Prior to the practice act of 1873, (chapter 1938, approved Feb’y 24th,) common law writs issuing from the Circuit Courts were returnable to regular terms of the court and judgments could be rendered in such actions only in term.. By such act, however, the first Monday in each month is *159made or designated a rule day, and “on such first Monday of each month the Circuit Court shall be deemed to be opened and in session at each of the Clerk’s offices for the return of writs and process; for the entrj7 of such judgments by default as are provided for by this act, or the rules of the court now existing or which may hereafter be adopted,” and also for disposing of all matters, rules, orders and interlocutory proceedings which parties may apply for, and which by the practice of the court may be entered of course, or which are granted without the special -order of the Judge. All writs are by it made returnable to a rule day, and it declares in what cases defaults and final judgments consequent thereon may be entered, and regulates the entry of the same and provides that writs of execution upon judgments so issued may issue “ after the lapse of ten days from entering the same unless otherwise ordered by the court or the Judge thereof.”
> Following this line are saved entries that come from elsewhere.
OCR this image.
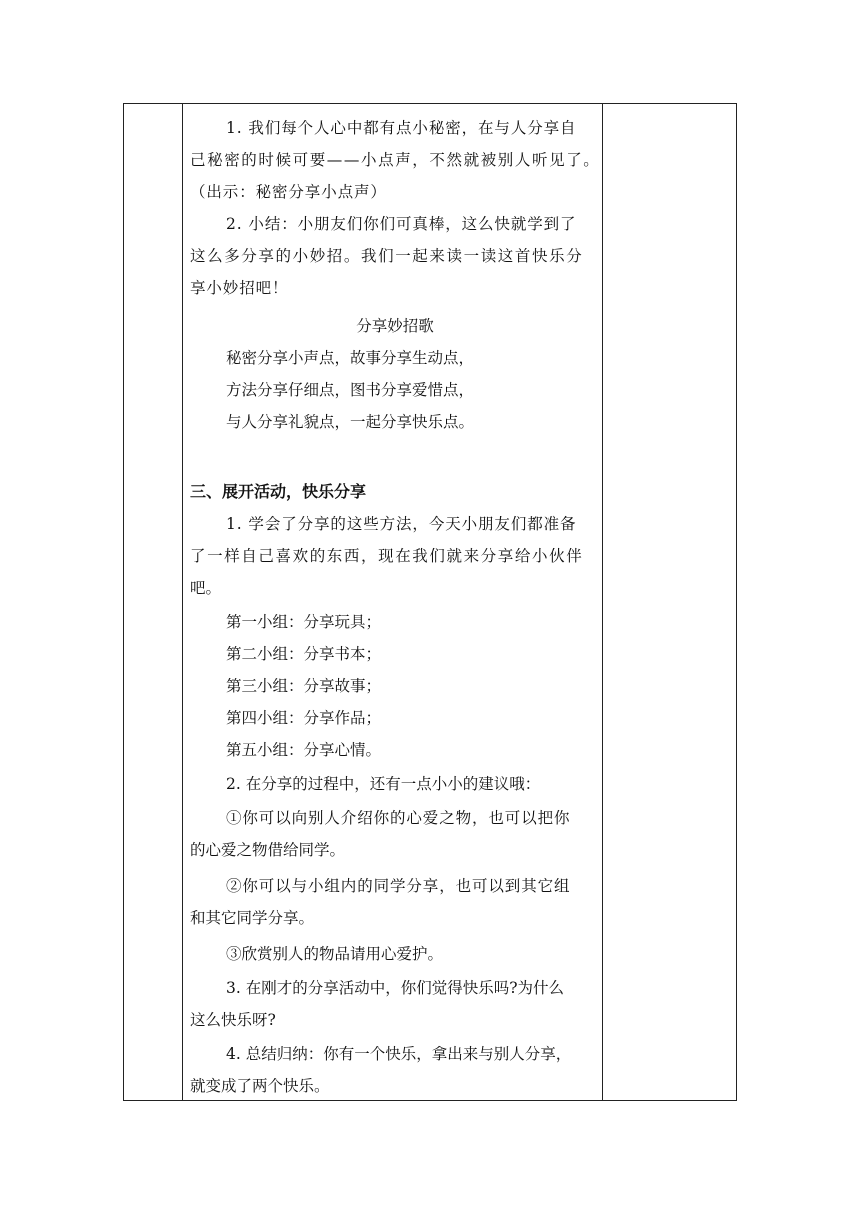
1. 我们每个人心中都有点小秘密，在与人分享自
己秘密的时候可要——小点声，不然就被别人听见了。
（出示：秘密分享小点声）
2. 小结：小朋友们你们可真棒，这么快就学到了
这么多分享的小妙招。我们一起来读一读这首快乐分
享小妙招吧！
分享妙招歌
秘密分享小声点，故事分享生动点，
方法分享仔细点，图书分享爱惜点，
与人分享礼貌点，一起分享快乐点。
三、展开活动，快乐分享
1. 学会了分享的这些方法，今天小朋友们都准备
了一样自己喜欢的东西，现在我们就来分享给小伙伴
吧。
第一小组：分享玩具；
第二小组：分享书本；
第三小组：分享故事；
第四小组：分享作品；
第五小组：分享心情。
2. 在分享的过程中，还有一点小小的建议哦：
①你可以向别人介绍你的心爱之物，也可以把你
的心爱之物借给同学。
②你可以与小组内的同学分享，也可以到其它组
和其它同学分享。
③欣赏别人的物品请用心爱护。
3. 在刚才的分享活动中，你们觉得快乐吗?为什么
这么快乐呀?
4. 总结归纳：你有一个快乐，拿出来与别人分享，
就变成了两个快乐。
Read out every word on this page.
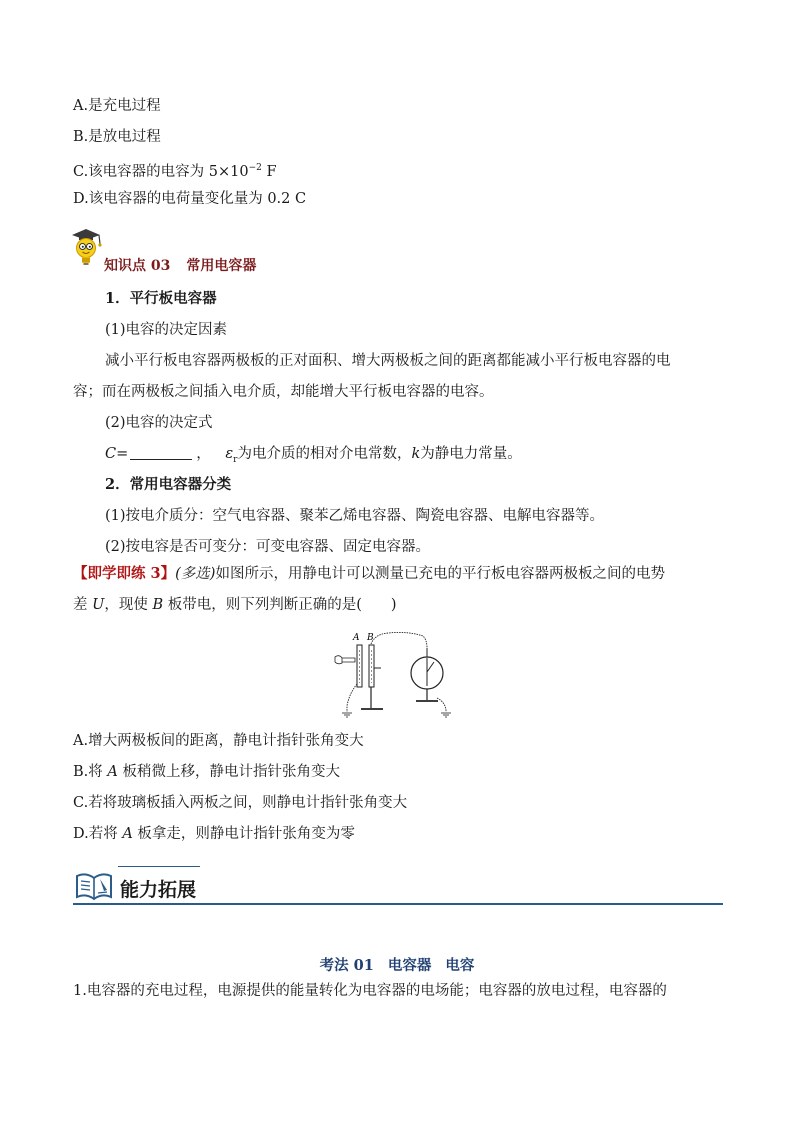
A.是充电过程
B.是放电过程
C.该电容器的电容为 $5\times 10^{-2}$ F
D.该电容器的电荷量变化量为 0.2 C
知识点 03 常用电容器
1．平行板电容器
(1)电容的决定因素
减小平行板电容器两极板的正对面积、增大两极板之间的距离都能减小平行板电容器的电
容；而在两极板之间插入电介质，却能增大平行板电容器的电容。
(2)电容的决定式
C=	， $\varepsilon_r$为电介质的相对介电常数，k为静电力常量。
2．常用电容器分类
(1)按电介质分：空气电容器、聚苯乙烯电容器、陶瓷电容器、电解电容器等。
(2)按电容是否可变分：可变电容器、固定电容器。
【即学即练 3】(多选)如图所示，用静电计可以测量已充电的平行板电容器两极板之间的电势
差 U，现使 B 板带电，则下列判断正确的是(　　)
A B
A.增大两极板间的距离，静电计指针张角变大
B.将 A 板稍微上移，静电计指针张角变大
C.若将玻璃板插入两板之间，则静电计指针张角变大
D.若将 A 板拿走，则静电计指针张角变为零
能力拓展
考法 01 电容器 电容
1.电容器的充电过程，电源提供的能量转化为电容器的电场能；电容器的放电过程，电容器的
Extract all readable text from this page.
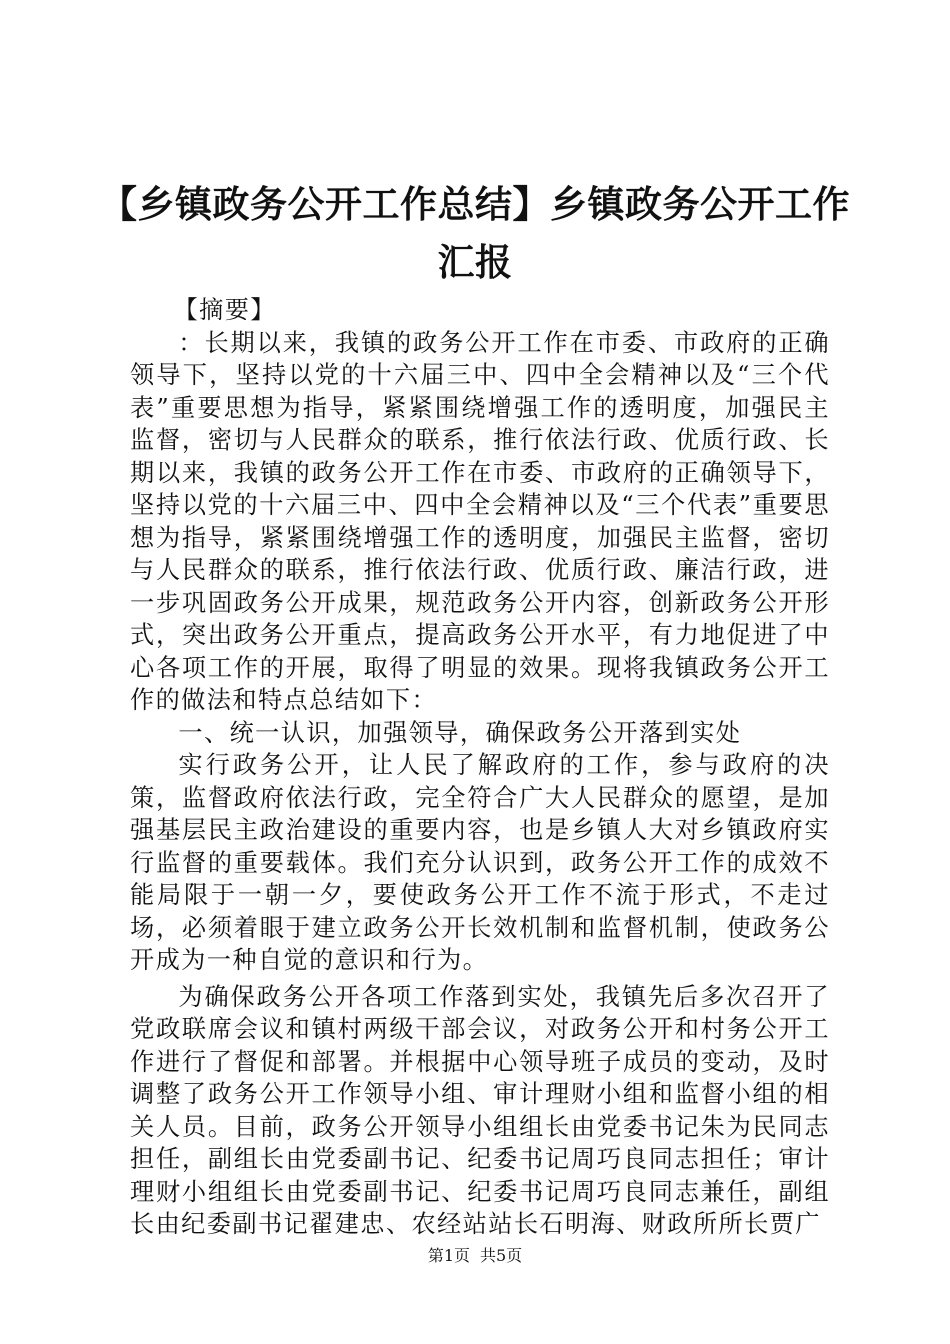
【乡镇政务公开工作总结】乡镇政务公开工作
汇报

【摘要】

：长期以来，我镇的政务公开工作在市委、市政府的正确领导下，坚持以党的十六届三中、四中全会精神以及“三个代表”重要思想为指导，紧紧围绕增强工作的透明度，加强民主监督，密切与人民群众的联系，推行依法行政、优质行政、长期以来，我镇的政务公开工作在市委、市政府的正确领导下，坚持以党的十六届三中、四中全会精神以及“三个代表”重要思想为指导，紧紧围绕增强工作的透明度，加强民主监督，密切与人民群众的联系，推行依法行政、优质行政、廉洁行政，进一步巩固政务公开成果，规范政务公开内容，创新政务公开形式，突出政务公开重点，提高政务公开水平，有力地促进了中心各项工作的开展，取得了明显的效果。现将我镇政务公开工作的做法和特点总结如下：

一、统一认识，加强领导，确保政务公开落到实处

实行政务公开，让人民了解政府的工作，参与政府的决策，监督政府依法行政，完全符合广大人民群众的愿望，是加强基层民主政治建设的重要内容，也是乡镇人大对乡镇政府实行监督的重要载体。我们充分认识到，政务公开工作的成效不能局限于一朝一夕，要使政务公开工作不流于形式，不走过场，必须着眼于建立政务公开长效机制和监督机制，使政务公开成为一种自觉的意识和行为。

为确保政务公开各项工作落到实处，我镇先后多次召开了党政联席会议和镇村两级干部会议，对政务公开和村务公开工作进行了督促和部署。并根据中心领导班子成员的变动，及时调整了政务公开工作领导小组、审计理财小组和监督小组的相关人员。目前，政务公开领导小组组长由党委书记朱为民同志担任，副组长由党委副书记、纪委书记周巧良同志担任；审计理财小组组长由党委副书记、纪委书记周巧良同志兼任，副组长由纪委副书记翟建忠、农经站站长石明海、财政所所长贾广

第1页 共5页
The case of Burrows vs. Mickler, 22 Fla., and Stribling vs. Hart, 20 Fla., 235, are of some interest as to the effect or nature of judgments under this act, or decrees rendered in vacation. .

Though there are incidents and characteristics belonging to an ordinary term, whether general or special, which do not attach to a “ session ” of the court when “ opened ” under the above statute, yet in so far as the effect or efficiency of a judgment rendered at such a “ session ” upon the defendants’ property, or in so far as the provisions of the attachment statutes in question, as to the satisfaction of judgments rendered at the same term, we can perceive no difference between such a “ session ” and an ordinary term of the court. At a term of a court the court is “ opened and in session these words, in so far as the power involved is concerned, mean no more nor any less than the words “in term ” would mean if they had been used at the same place *160in the same statute. The real purpose of the attachment acts was that judgments rendered at the same session of the court should be satisfied in the same manner, and those rendered on a rule day are as much within this purpose as those rendered at a session which we usually call a regular or special term.

The construction which we place upon the words “ same term” used in the order of Judge Foster, is “same rule day,” and as no judgment was rendered at any other term, no other construction is tenable. So construing' his language, the order should be affirmed, and it will be so ordered.